Judging by its performance, PROMALS is a definite advance compared to our previous alignment programs MUMMALS (Pei and Grishin, 2006). MUMMALS derives probabilistic consistency from pairwise HMMs with built-in local structural information (secondary structure and/or solvent accessibility), and shows slight but significant improvement (a few percent) over other stand-alone methods such as ProbCons (Do et al., 2005) and MAFFT (Katoh et al., 2005). However, since no additional homologs are used, the local structure prediction implicitly performed by MUMMALS is of low accuracy compared to advanced methods such as PSIPRED (Jones, 1999). In contrast, PROMALS incorporates database searches and more accurate secondary structure prediction, and derives probabilistic consistency from profile–profile HMMs. Moreover, the HMM in PROMALS has a two-track structure (Karchin et al., 2003) that treats both amino acids and predicted secondary structures as emitted objects, while MUMMALS HMMs only emit amino acids. Owing to additional data sources and the advanced profile–profile HMM, PROMALS shows significant improvement over MUMMALS and other stand-alone methods, especially for highly divergent sequences.

The HMM in PROMALS adopts a numerical representation of sequence profile (see Supplementary Data for details) that successfully works in other profile-sequence or profile–profile alignment methods such as PSI-BLAST (Altschul et al., 1997) and COMPASS (Sadreyev and Grishin, 2003).

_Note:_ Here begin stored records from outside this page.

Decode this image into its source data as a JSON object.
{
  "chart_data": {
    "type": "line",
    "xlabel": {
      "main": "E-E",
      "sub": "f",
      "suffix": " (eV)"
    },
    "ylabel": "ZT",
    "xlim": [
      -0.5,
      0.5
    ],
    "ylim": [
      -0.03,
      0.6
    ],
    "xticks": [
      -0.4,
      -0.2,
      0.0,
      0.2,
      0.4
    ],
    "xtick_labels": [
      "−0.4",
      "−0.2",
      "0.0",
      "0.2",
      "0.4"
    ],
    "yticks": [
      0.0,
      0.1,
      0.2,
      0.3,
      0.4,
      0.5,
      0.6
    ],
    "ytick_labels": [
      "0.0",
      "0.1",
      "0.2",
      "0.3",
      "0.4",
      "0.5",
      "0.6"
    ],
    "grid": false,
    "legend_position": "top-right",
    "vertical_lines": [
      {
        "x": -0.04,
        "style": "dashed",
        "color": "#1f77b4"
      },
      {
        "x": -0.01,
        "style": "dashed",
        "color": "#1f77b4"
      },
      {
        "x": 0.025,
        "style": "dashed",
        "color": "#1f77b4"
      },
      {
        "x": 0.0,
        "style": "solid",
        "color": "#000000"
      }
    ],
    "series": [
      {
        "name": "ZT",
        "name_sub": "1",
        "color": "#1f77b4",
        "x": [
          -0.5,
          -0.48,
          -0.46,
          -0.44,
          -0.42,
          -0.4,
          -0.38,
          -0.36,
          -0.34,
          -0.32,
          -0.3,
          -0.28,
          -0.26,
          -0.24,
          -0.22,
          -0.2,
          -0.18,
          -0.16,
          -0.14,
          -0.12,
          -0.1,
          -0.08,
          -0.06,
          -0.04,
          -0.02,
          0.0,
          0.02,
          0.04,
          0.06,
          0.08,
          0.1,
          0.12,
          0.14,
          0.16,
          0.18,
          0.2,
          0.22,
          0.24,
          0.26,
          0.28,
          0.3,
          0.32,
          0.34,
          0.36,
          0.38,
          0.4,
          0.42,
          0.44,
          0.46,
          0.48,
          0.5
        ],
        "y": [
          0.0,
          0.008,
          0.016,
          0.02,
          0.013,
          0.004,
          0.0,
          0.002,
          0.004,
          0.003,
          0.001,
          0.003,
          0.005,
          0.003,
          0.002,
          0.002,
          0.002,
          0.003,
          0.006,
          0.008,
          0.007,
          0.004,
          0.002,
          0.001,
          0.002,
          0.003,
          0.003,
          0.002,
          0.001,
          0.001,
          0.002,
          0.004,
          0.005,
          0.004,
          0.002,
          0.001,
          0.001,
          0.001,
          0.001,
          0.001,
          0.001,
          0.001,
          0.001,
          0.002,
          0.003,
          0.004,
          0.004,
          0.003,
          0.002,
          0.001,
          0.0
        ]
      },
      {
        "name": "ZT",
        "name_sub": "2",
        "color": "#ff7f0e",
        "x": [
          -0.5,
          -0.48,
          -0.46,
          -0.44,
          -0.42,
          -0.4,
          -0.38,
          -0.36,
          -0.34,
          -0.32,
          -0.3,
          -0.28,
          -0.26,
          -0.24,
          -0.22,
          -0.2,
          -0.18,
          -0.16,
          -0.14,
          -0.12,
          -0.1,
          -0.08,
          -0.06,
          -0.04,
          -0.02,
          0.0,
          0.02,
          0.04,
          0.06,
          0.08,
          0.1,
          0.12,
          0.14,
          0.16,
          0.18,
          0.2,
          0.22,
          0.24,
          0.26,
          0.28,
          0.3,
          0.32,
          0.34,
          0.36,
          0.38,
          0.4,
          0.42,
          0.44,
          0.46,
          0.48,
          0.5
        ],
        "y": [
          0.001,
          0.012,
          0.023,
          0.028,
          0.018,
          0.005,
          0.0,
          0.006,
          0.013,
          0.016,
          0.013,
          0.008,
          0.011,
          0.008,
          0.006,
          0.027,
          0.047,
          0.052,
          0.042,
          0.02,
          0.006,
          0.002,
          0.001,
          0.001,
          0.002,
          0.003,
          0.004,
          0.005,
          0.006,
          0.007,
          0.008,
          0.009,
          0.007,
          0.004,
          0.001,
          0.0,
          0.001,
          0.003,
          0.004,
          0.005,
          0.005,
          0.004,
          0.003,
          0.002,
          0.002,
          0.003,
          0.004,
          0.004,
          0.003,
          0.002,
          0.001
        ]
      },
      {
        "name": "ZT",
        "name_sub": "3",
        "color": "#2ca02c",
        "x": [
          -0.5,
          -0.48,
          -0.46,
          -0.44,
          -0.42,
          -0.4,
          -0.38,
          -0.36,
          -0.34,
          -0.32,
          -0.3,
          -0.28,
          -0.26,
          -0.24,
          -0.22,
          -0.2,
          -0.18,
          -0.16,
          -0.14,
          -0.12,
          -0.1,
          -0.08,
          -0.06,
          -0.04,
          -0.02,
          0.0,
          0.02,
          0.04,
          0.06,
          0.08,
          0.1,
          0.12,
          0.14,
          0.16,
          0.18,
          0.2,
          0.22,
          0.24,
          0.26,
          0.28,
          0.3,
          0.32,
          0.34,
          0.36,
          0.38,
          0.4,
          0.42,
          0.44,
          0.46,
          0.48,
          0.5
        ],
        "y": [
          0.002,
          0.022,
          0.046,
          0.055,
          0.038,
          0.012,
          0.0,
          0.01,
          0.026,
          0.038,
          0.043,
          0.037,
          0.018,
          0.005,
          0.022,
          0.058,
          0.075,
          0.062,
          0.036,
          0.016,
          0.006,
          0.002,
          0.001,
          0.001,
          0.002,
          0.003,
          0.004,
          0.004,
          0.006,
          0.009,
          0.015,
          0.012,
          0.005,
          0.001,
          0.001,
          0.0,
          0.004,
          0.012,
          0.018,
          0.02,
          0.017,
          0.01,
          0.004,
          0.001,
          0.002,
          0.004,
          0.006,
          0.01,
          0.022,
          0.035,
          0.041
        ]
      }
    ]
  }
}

A recent comprehensive study also supported the effectiveness of this profile–profile scoring scheme (Wang and Dunbrack, 2004). To adequately use predicted secondary structures, we not only score them as emitted objects, but also use transition and emission probabilities that are dependent on predicted secondary structure types (Supplementary Data). Unlike HHalign, which treats each alignment as a classical profile HMM (Eddy, 1998), our HMM has a simpler structure similar to the classical 3-state pairwise HMM (Durbin et al., 1998). SPEM (Zhou and Zhou, 2005) does not use HMMs, but applies an empirical profile–profile alignment method (SP2) that identifies the optimal alignment path. In contrast, the HMM in PROMALS allows estimation of posterior probabilities of matches between positions. As a result, PROMALS has a probabilistic treatment of consistency similar to the one in ProbCons and MUMMALS, while simple consistency measures are used in SPEM, T-COFFEE (Notredame et al., 2000) and PCMA (Pei et al., 2003). PROMALS performs significantly better than SPEM and HHalign on difficult tests, suggesting the advantages of our profile–profile comparison scheme.

Since PROMALS relies on PSI-BLAST and PSIPRED to collect additional homologs and predicted secondary structures, the speed of PROMALS is considerably slower than that of stand-alone progressive methods. Our strategy for improving speed is to use different algorithms for easy and difficult alignments (Pei et al., 2003). By aligning highly similar sequences in a fast way, the number of sequences subject to the time-consuming steps (running PSI-BLAST, PSIPRED and consistency transformation) could be substantially reduced. For example, for 1207 SCOP domain pairs with up to 48 added homologs, the average number of sequences in an alignment is 41.6. After PROMALS aligns similar sequences with identity above 60% in the first stage, only ~24 sequences on average require database searches, secondary structure prediction, and consistency transformation. For these tests, the median CPU time of PROMALS is ~30 min per alignment, as compared to 67 min for SPEM (on Redhat Enterprise Linux 3, AMD Opteron 2.0 GHz). The stand-alone methods (MUMMALS, PROBCONS, MAFFT, MUSCLE and ClustalW) are much faster, all with a median CPU time <1 min.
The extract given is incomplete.